Exploring the Feasibility of Using GANs for Traffic Mitigation.
Reimagining Urban Planning for Tirana's Emerging City Center.
Author
Andia VLLAMASI
Affiliation
PhD IDAUP/ Polis University, Tirana, Albania
Abstract
Tirana and other rapid growing cities are experiencing fast urbanization, which has increased traffic congestion and caused major delays and disruptions in transportation systems. In order to overcome these obstacles, network modeling and transportation indices have emerged as crucial instruments for comprehending and reducing urban traffic problems. Predicting these indices, however, becomes essential for sustainable urban planning and efficient traffic management as cities become increasingly complex.

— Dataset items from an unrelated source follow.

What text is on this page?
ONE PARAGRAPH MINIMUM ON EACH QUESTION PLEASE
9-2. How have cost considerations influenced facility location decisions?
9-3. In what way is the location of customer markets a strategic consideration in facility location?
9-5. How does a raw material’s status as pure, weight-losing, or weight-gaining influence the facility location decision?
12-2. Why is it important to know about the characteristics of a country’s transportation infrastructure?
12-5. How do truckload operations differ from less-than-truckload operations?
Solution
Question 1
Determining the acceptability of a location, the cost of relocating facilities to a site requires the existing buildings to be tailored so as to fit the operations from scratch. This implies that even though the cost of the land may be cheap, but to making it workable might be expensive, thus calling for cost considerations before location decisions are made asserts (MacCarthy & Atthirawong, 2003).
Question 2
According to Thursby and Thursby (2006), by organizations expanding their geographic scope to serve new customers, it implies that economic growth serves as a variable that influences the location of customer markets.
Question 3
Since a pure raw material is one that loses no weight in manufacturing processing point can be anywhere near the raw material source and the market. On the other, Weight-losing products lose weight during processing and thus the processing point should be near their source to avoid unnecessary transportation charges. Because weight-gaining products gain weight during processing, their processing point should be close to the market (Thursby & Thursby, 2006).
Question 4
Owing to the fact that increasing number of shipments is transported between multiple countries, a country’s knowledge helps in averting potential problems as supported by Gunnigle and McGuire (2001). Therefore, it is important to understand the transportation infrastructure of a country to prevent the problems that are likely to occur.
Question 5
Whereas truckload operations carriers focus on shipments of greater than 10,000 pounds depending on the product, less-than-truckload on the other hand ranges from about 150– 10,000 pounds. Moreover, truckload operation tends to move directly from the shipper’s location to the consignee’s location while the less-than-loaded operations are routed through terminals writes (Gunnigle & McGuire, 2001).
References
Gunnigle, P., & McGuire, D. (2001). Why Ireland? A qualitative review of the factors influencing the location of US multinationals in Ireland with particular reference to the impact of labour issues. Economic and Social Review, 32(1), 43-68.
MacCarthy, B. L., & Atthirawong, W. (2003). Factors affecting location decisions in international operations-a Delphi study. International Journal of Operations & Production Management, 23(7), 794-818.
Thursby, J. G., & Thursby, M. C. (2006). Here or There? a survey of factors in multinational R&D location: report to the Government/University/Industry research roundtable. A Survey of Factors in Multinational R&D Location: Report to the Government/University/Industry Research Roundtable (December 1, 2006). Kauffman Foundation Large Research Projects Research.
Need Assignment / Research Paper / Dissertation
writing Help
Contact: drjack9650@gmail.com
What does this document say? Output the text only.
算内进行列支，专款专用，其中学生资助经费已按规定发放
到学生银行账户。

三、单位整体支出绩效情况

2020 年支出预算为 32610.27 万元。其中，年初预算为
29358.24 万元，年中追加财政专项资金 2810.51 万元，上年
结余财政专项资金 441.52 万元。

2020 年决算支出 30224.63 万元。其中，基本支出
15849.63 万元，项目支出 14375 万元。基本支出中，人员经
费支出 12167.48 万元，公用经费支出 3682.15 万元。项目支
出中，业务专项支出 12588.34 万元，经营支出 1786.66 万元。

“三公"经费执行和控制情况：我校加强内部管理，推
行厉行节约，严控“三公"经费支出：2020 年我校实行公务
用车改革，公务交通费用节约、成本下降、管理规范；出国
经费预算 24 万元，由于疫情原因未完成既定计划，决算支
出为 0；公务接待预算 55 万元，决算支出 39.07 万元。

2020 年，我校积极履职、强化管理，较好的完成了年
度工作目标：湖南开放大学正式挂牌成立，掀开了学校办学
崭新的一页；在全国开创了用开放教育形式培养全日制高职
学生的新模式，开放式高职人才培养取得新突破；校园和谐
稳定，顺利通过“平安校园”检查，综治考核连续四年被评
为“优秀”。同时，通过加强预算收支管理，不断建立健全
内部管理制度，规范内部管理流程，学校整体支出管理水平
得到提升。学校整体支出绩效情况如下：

Along with other recent advances in deep learning, the introduction of Generative Adversarial Networks (GANs) and their adaptations for spatial data analysis have provided urban planners with powerful tools to construct hyper- realistic urban layouts. Presenting a methodology for using GANs to produce new suitable city layouts with an emphasis on traffic mitigation is the aim of this study, which also aims to explore and showcase the potential of AI, specifically GANs, in urban planning. This approach surpasses some of the traditional limitations in urban planning, particularly the ability to facilitate iterative upgrades and provide prompt performance feedback at the first stages of design. This study investigates how the generative capabilities of GANs could speed up the design process and enable urban planners to dynamically alter layouts in response to shifting constraints and objectives. In order to create sustainable, ideal urban landscapes, this approach seeks to assess how well GANs support data-driven decision- making. Urban planners will be able to precisely assess urban plans prior to implementation through analyzing the potential for providing traffic estimates in sequential time slots based on varying travel demands. The combination of GAN and traffic predictions will enable the generation of rapid scenarios to explore multiple design alternatives and their traffic impact. These developments offer a revolutionary perspective to contemporary urban planning by facilitating the investigation of efficient city plans that not only reduce traffic jams but also encourage sustainable growth.